Developer(s) – Nintendo EAD Tokyo
Publisher(s) – Nintendo
Director – Koichi Hayashida
Producer – Yoshiaki Koizumi
PEGI – 3
Released relatively early into the shelf life of the 3DS, Super Mario 3D Land was universally praised upon release, and has since sold over 10 million copies, making it the third best-selling game for the system, as of this March. Though the series has been lacking in innovation for the past few years, and this game can be seen as an example of this, it’s nevertheless a fairly enjoyable game, and has a decent level of challenge, which is unusual for a Mario game; even to veteran players.
Graphics – 7.5/10
As with most instalments in the series, the conceptual design of the game is quite varied, with the game set in several differently themed worlds and levels. There aren’t a great deal of new elements to most of the scenery, and the same boss is recycled a good number of times, as in New Super Mario Bros 2, but there are also a few hidden secrets to be found, along with many of the hidden coins throughout the game, such as a dungeon area, paying homage to The Legend of Zelda series. References to Mario have been rife in The Legend of Zelda series since it’s inception, but it’s interesting to see that in this case, it’s very much the other way round.
Gameplay – 7.5/10
In a lot of ways, 3D Land plays out a little like a mixture between Super Mario Galaxy 2, in that levels have to be unlocked via the discovery of three hidden coins through each other level, and any classic Super Mario game, due to it’s linear progression, as opposed to the free-roaming style of play synonymous to many 3D Mario games. It’s quite satisfying to solve each elaborate puzzle placed through the game, and to complete it to 100%. However, I think I would have bitterly disappointed if one half of the game hadn’t have been unlockable after finishing the first half. I think if it had ended at the point of rescuing Peach, I would feel very differently about it.
Controls – 10/10
Super Mario 64 pioneered the 3D platforming genre, and an integral reason why was because it had a very innovative control scheme, yet one that was simple to get to grips with whilst players were experiencing the transition from 2D to 3D gaming. Since this game uses more or less the same control scheme, and because each level is of a much more linear progression, there are absolutely no complications, and its interesting to see how many more functions have been added to the overall formula.
Lifespan – 7/10
As I alluded to, the first half of the game can take up to an average of 7 and a half hours to finish, which is why if it had ended at that point, even after taking in the side quest, I would have been left feeling much more jaded by the entire experience. Taking the second part of the game into account, however, it can be made to last roughly 15 to 16 hours, which for a linear Mario game, is fairly impressive.
Storyline – 4/10
As thoroughly milked over the past 30 years, Mario is on yet another expedition to stop his arch nemesis Bowser, and save princess peach.
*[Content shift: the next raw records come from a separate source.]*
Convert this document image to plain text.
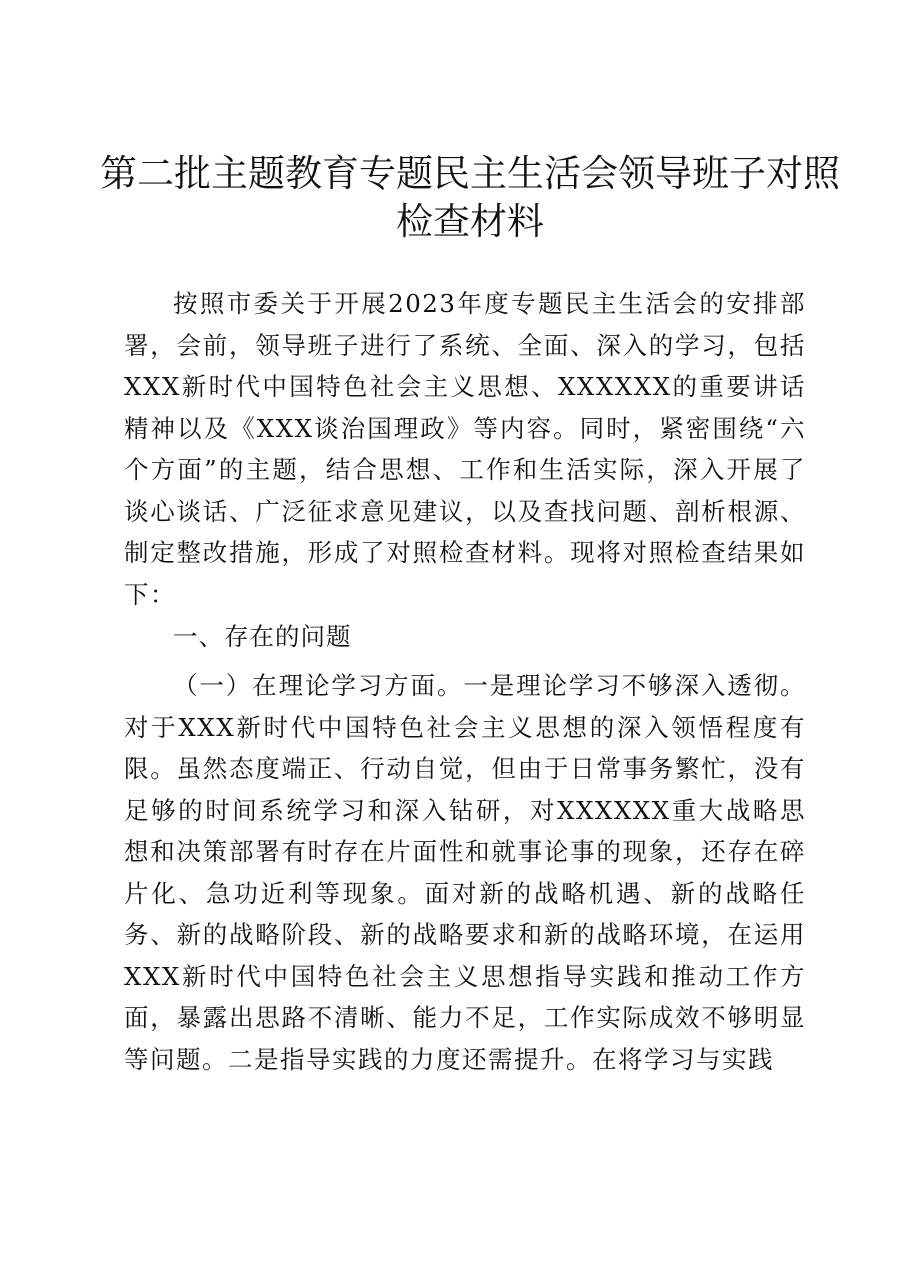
第二批主题教育专题民主生活会领导班子对照检查材料

按照市委关于开展2023年度专题民主生活会的安排部署，会前，领导班子进行了系统、全面、深入的学习，包括XXX新时代中国特色社会主义思想、XXXXXX的重要讲话精神以及《XXX谈治国理政》等内容。同时，紧密围绕“六个方面”的主题，结合思想、工作和生活实际，深入开展了谈心谈话、广泛征求意见建议，以及查找问题、剖析根源、制定整改措施，形成了对照检查材料。现将对照检查结果如下：

一、存在的问题

（一）在理论学习方面。一是理论学习不够深入透彻。对于XXX新时代中国特色社会主义思想的深入领悟程度有限。虽然态度端正、行动自觉，但由于日常事务繁忙，没有足够的时间系统学习和深入钻研，对XXXXXX重大战略思想和决策部署有时存在片面性和就事论事的现象，还存在碎片化、急功近利等现象。面对新的战略机遇、新的战略任务、新的战略阶段、新的战略要求和新的战略环境，在运用XXX新时代中国特色社会主义思想指导实践和推动工作方面，暴露出思路不清晰、能力不足，工作实际成效不够明显等问题。二是指导实践的力度还需提升。在将学习与实践
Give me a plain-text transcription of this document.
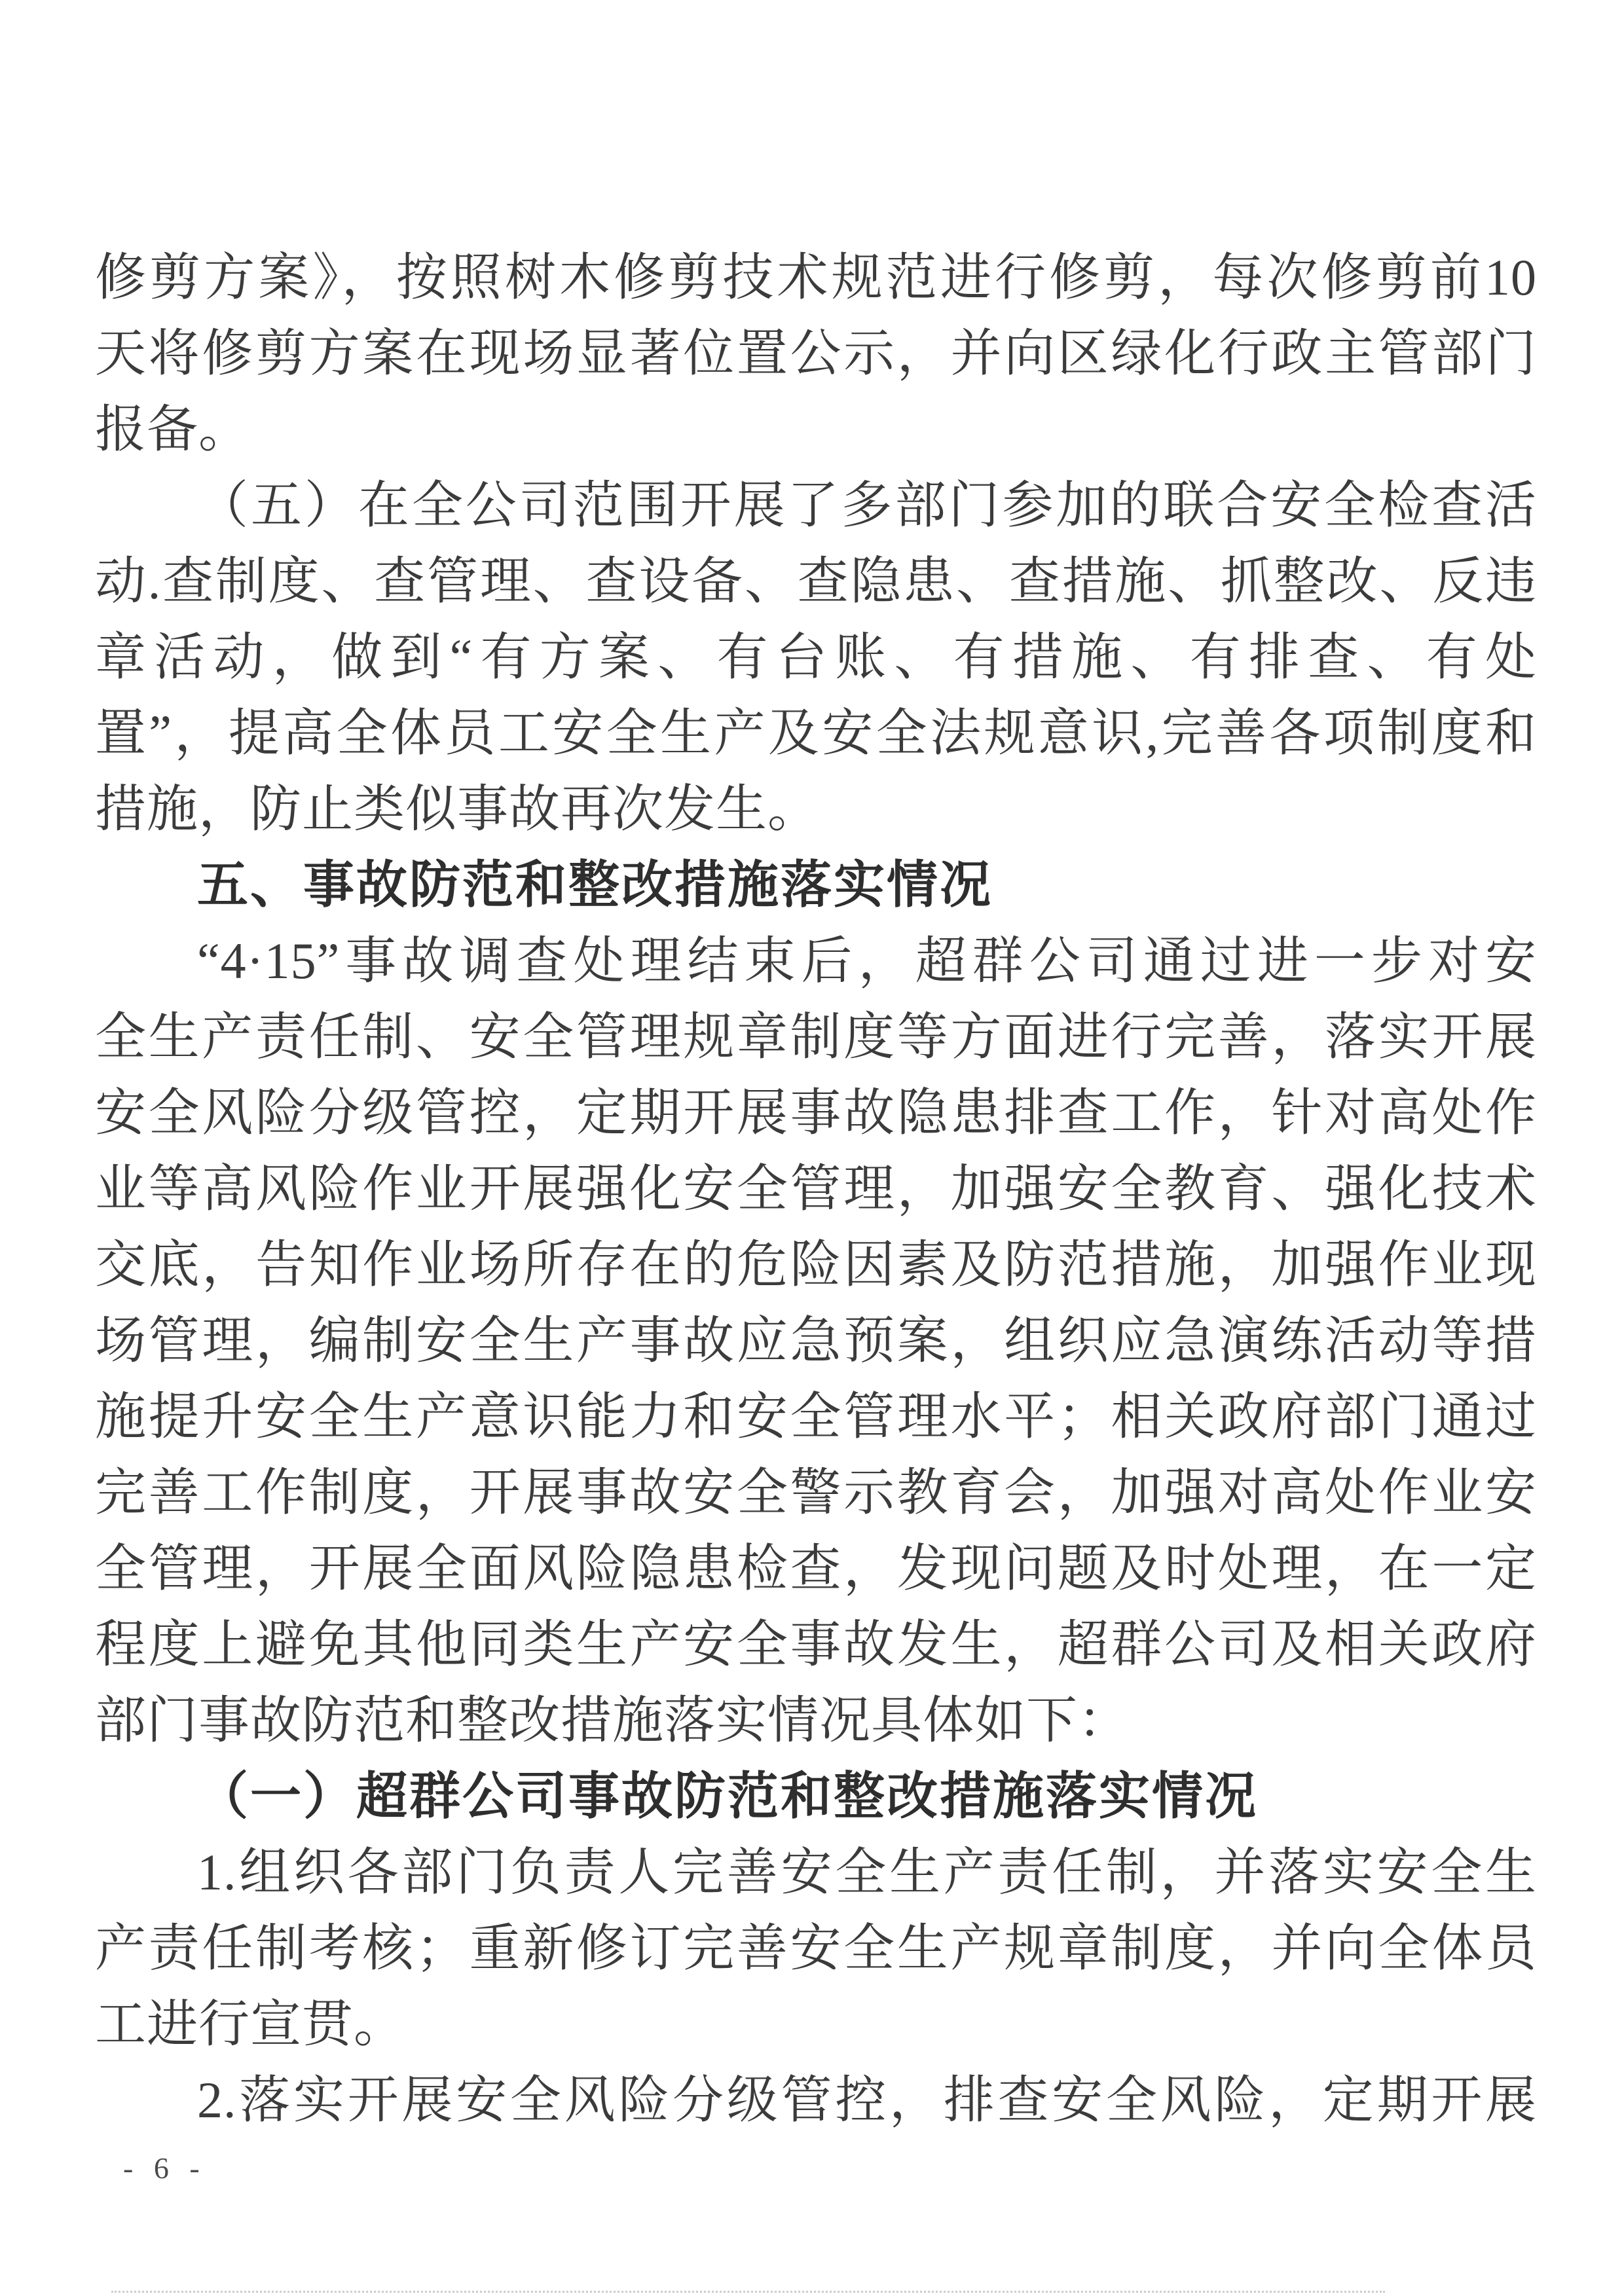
修剪方案》，按照树木修剪技术规范进行修剪，每次修剪前10
天将修剪方案在现场显著位置公示，并向区绿化行政主管部门
报备。
（五）在全公司范围开展了多部门参加的联合安全检查活
动.查制度、查管理、查设备、查隐患、查措施、抓整改、反违
章活动，做到“有方案、有台账、有措施、有排查、有处
置”，提高全体员工安全生产及安全法规意识,完善各项制度和
措施，防止类似事故再次发生。
五、事故防范和整改措施落实情况
“4·15”事故调查处理结束后，超群公司通过进一步对安
全生产责任制、安全管理规章制度等方面进行完善，落实开展
安全风险分级管控，定期开展事故隐患排查工作，针对高处作
业等高风险作业开展强化安全管理，加强安全教育、强化技术
交底，告知作业场所存在的危险因素及防范措施，加强作业现
场管理，编制安全生产事故应急预案，组织应急演练活动等措
施提升安全生产意识能力和安全管理水平；相关政府部门通过
完善工作制度，开展事故安全警示教育会，加强对高处作业安
全管理，开展全面风险隐患检查，发现问题及时处理，在一定
程度上避免其他同类生产安全事故发生，超群公司及相关政府
部门事故防范和整改措施落实情况具体如下：
（一）超群公司事故防范和整改措施落实情况
1.组织各部门负责人完善安全生产责任制，并落实安全生
产责任制考核；重新修订完善安全生产规章制度，并向全体员
工进行宣贯。
2.落实开展安全风险分级管控，排查安全风险，定期开展
- 6 -
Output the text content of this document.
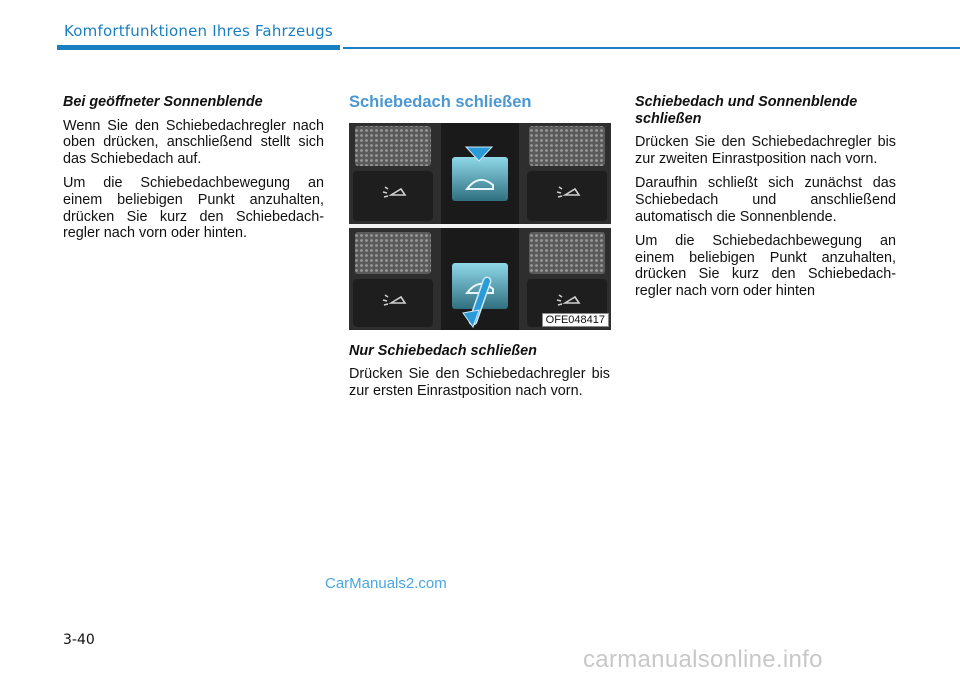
Komfortfunktionen Ihres Fahrzeugs
Bei geöffneter Sonnenblende

Wenn Sie den Schiebedachregler nach oben drücken, anschließend stellt sich das Schiebedach auf.

Um die Schiebedachbewegung an einem beliebigen Punkt anzuhalten, drücken Sie kurz den Schiebedach-regler nach vorn oder hinten.

Schiebedach schließen
OFE048417
Nur Schiebedach schließen

Drücken Sie den Schiebedachregler bis zur ersten Einrastposition nach vorn.

Schiebedach und Sonnenblende schließen

Drücken Sie den Schiebedachregler bis zur zweiten Einrastposition nach vorn.

Daraufhin schließt sich zunächst das Schiebedach und anschließend automatisch die Sonnenblende.

Um die Schiebedachbewegung an einem beliebigen Punkt anzuhalten, drücken Sie kurz den Schiebedach-regler nach vorn oder hinten

CarManuals2.com
3-40
carmanualsonline.info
The only difference being is that afterwards, he must then save Luigi. Mario game are generally not played for their story, but for what great gameplay there is, but I can’t help but think that even after repeating the same story beyond the release of this game in 2011, Nintendo could have come up with something different. They have since worked to alter this formula slightly in recent games by introducing new characters and elements to the series, but to me, there isn’t enough of that in this game in particular.
Originality – 6/10
Though combining gameplay elements from different Mario games, and making the entire thing into a fairly cohesive concept, this game is regardless most definitely not one of the most unique titles of the time. It certainly isn’t even one of the most unique Mario games throughout the series’ chronology, since some of the others have helped to pioneer gaming in many different ways. There are certain elements that give the game a fair bit of charm in its own right, such as new power-ups for Mario, but there are also many things that made me think that more effort could have been made in this respect.
Overall, Super Mario 3D Land, whilst pretty unoriginal and lacking in story, in lieu of the franchise’s tradition it would seem, is still pretty enjoyable to play, and satisfying to complete. Things would pick up with the arrival of its Wii U counterpart Super Mario 3D World and various other spin-off Mario games, but none of this is to say that this game is a failure.